The three young musicians’ aspirations are set against the precarity of the neighborhood of Las Brisas. We see streets submerged in water, shoes hanging from electricity cables, and bullet holes in walls. “You hear gunshots every night,” says Dissandra. “It’s as if they were semiquavers [1/16th musical notes].” As the documentary progresses, the day-to-day scarcities of post-Chávez Venezuela become apparent. Edixon’s family search in vain for flour, Dissandra can’t find medicine for her ill sister, and the camera pans along a line of people waiting to fill cooking gas cannisters.
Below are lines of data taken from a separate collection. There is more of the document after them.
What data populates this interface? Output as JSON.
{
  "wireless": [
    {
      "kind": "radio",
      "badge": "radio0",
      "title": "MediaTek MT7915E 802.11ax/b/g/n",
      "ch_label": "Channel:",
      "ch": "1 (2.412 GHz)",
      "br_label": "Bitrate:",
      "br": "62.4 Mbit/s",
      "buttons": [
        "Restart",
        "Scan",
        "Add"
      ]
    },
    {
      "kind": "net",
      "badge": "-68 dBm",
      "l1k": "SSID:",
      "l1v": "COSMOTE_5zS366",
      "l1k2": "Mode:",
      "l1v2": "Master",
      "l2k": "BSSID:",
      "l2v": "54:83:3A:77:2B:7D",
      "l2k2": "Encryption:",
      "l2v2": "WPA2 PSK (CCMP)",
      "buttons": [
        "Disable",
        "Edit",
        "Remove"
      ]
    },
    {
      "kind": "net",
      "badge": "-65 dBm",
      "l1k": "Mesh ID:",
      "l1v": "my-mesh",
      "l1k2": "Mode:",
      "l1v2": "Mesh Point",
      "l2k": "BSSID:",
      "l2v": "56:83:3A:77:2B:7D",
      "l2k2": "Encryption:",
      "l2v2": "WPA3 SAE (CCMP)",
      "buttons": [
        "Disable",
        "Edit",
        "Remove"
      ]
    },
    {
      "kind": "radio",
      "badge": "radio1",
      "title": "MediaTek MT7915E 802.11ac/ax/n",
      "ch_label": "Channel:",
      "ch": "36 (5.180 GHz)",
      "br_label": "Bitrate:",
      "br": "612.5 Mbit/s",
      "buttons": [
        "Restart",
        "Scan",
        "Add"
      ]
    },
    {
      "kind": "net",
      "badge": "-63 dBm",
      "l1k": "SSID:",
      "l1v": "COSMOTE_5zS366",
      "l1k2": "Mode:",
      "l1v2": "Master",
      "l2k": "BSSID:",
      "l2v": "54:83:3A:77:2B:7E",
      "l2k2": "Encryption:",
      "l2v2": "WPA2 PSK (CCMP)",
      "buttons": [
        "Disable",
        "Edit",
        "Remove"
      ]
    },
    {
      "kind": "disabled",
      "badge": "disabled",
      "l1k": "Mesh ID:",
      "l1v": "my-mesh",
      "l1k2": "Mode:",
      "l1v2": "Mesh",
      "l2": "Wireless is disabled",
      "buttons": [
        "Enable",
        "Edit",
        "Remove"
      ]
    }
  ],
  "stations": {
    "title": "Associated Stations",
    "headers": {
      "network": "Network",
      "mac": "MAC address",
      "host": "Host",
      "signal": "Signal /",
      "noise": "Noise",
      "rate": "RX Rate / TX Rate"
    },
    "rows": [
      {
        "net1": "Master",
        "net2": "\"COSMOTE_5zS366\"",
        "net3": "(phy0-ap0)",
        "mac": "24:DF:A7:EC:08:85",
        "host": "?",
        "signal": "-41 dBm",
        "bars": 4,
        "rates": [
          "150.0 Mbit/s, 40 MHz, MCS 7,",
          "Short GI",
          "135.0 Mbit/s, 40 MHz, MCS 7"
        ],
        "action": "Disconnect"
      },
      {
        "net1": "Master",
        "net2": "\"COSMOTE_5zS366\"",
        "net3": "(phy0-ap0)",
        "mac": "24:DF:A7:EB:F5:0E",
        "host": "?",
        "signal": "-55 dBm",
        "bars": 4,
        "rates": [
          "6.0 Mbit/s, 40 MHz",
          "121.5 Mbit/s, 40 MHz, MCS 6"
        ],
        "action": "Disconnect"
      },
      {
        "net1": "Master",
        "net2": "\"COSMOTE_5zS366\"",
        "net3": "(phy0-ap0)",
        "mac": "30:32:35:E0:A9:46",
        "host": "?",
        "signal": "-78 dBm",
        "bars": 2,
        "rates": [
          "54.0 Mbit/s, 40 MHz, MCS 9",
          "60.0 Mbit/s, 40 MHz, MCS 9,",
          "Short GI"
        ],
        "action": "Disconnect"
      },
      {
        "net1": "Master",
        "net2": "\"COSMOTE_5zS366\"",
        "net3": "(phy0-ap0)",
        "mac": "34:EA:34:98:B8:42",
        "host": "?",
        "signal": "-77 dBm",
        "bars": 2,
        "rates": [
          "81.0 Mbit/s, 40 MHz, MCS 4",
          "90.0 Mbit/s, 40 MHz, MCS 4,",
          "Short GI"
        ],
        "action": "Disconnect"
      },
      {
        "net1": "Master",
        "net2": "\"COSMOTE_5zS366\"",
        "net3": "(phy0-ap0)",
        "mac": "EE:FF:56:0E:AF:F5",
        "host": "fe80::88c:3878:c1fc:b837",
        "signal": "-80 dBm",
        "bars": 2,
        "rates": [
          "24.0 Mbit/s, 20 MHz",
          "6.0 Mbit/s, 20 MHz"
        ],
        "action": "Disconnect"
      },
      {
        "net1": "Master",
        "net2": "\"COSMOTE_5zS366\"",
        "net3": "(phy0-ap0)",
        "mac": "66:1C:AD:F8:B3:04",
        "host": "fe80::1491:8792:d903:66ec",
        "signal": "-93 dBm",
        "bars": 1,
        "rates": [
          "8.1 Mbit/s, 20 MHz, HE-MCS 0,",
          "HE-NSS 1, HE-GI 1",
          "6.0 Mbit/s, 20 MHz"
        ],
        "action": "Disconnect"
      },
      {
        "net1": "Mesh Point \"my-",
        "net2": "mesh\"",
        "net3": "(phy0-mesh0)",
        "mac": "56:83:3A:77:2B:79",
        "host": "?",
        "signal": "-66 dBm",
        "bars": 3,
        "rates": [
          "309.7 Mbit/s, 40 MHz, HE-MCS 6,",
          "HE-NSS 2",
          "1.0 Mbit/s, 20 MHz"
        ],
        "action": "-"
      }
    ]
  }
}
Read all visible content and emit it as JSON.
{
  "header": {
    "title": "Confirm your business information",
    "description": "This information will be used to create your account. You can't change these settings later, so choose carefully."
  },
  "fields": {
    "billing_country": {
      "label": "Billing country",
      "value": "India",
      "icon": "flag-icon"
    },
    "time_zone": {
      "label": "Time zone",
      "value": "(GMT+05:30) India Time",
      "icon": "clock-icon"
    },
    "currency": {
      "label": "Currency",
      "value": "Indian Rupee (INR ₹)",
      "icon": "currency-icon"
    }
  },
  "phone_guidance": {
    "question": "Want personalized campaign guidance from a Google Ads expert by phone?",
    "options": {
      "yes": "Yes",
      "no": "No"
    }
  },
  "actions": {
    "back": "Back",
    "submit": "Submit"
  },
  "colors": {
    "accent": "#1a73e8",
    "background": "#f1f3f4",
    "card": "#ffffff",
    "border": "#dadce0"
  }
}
Music is a dose of medicine, but it is not a panacea. After her mother loses her job, Dissandra begins playing at fancy restaurants, but the little money she makes is spent on the taxi home. Wuilly lives on the streets of Caracas, eating out of trash cans and playing (Mendelsohn’s violin concerto) for street change outside the Torre Lincoln. After Edixon’s grandmother loses her job, and the money from his state scholarship dries up, this charming, gentle boy joins the army. “There they feed and educate me,” he explains. “My family benefits from the food boxes that come to the battalion. My viola was my great love. I gave it up for a rifle.”
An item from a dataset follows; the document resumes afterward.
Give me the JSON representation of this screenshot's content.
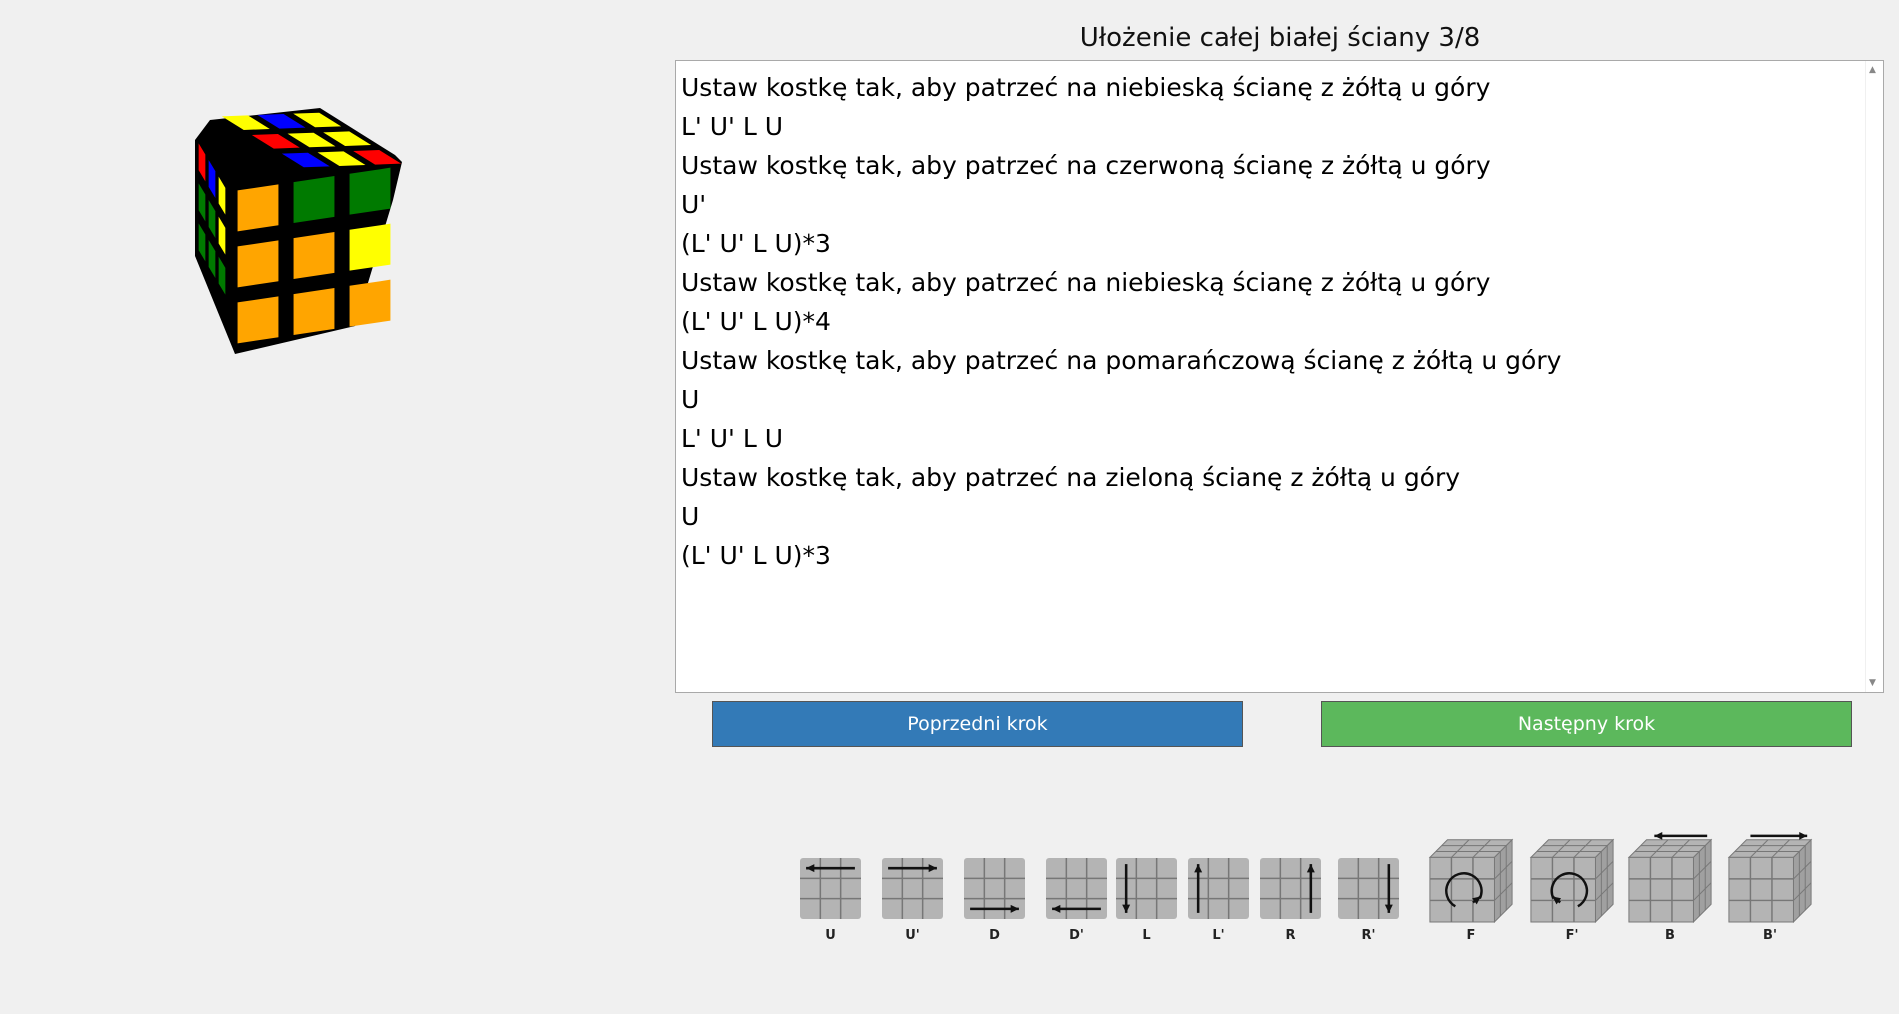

Children of Las Brisas eschews politics until it directly impacts the characters’ lives. Wuilly is, by far, the most politically active. He attends the Caracas street marches of 2017, wearing a tricolor jacket of the kind worn by El Sistema musicians on their foreign tours. Following the state’s murder of 17-year-old protestor and fellow violinist, Armando Cañizares, Wuilly marches with other members of El Sistema to protest Cañizares’s death. He walks and takes out his violin to play the mellow notes of one of Venezuela’s quintessential tunes, El Pajarillo.” “Maybe I’ll be killed, like Armando,” he says. “But if I’m going to die, I’ll die playing.”

That outcome is possible. Scores of riot police advance on Wuilly as he stands alone in the rain playing his violin. It is a kind of "Tank Man" Tiananmen Square moment, and became the emblematic photograph of the 2017 demonstrations. The government’s response to Wuilly’s peaceful, musical protest, is to have him arrested and tortured. He is released on the condition that he—by now an internationally-recognized figure—never play in public again.

Venezuela’s political, economic and humanitarian crisis is well known, but to see it through the eyes of talented young musicians is especially affecting. Of the film’s intimate moments, several stand out: Wuilly playing his violin in the garden, accompanied by his mother on the cuatro; Dissandra inspiring her younger sister to pick up the recorder; and Edixon longing for his deaf mother to hear him play more than just the highest notes. The access to the protagonists’ lives is remarkable, and a testament to the trust the characters had in the filmmakers. We are with Dissandra, Edixon, and Wuilly at very vulnerable moments—moments that a camera has no right to witness.

Where Children of Las Brisas could be stronger is in its portrayal of the politics of El Sistema. At the end of the film, the narration praises the institution uncritically and overemphasizes its opposition to the state. However, El Sistema is run by the ministry of social services and has long been used as a symbol of the Bolivarian state project. Some El Sistema musicians may have protested the death of Cañizares (who was one of their own) but it should be noted that—whether in fear for their jobs or out of genuine allegiance—many involved with the program are Chávez-Maduro loyalists.

This oversight is the one lax note in a brilliant, polyphonic composition that focuses on the lives of three courageous young people. As governments across the Americas struggle to support Venezuelan refugees, it provides a reminder of the hardship of daily life in the country, and of Venezuelans’ enormous potential. Dissandra, Edixon, and Wuilly are remarkable people. Children of Las Brisas is a remarkable film.


Daniel Rey is a British-Colombian writer and historian.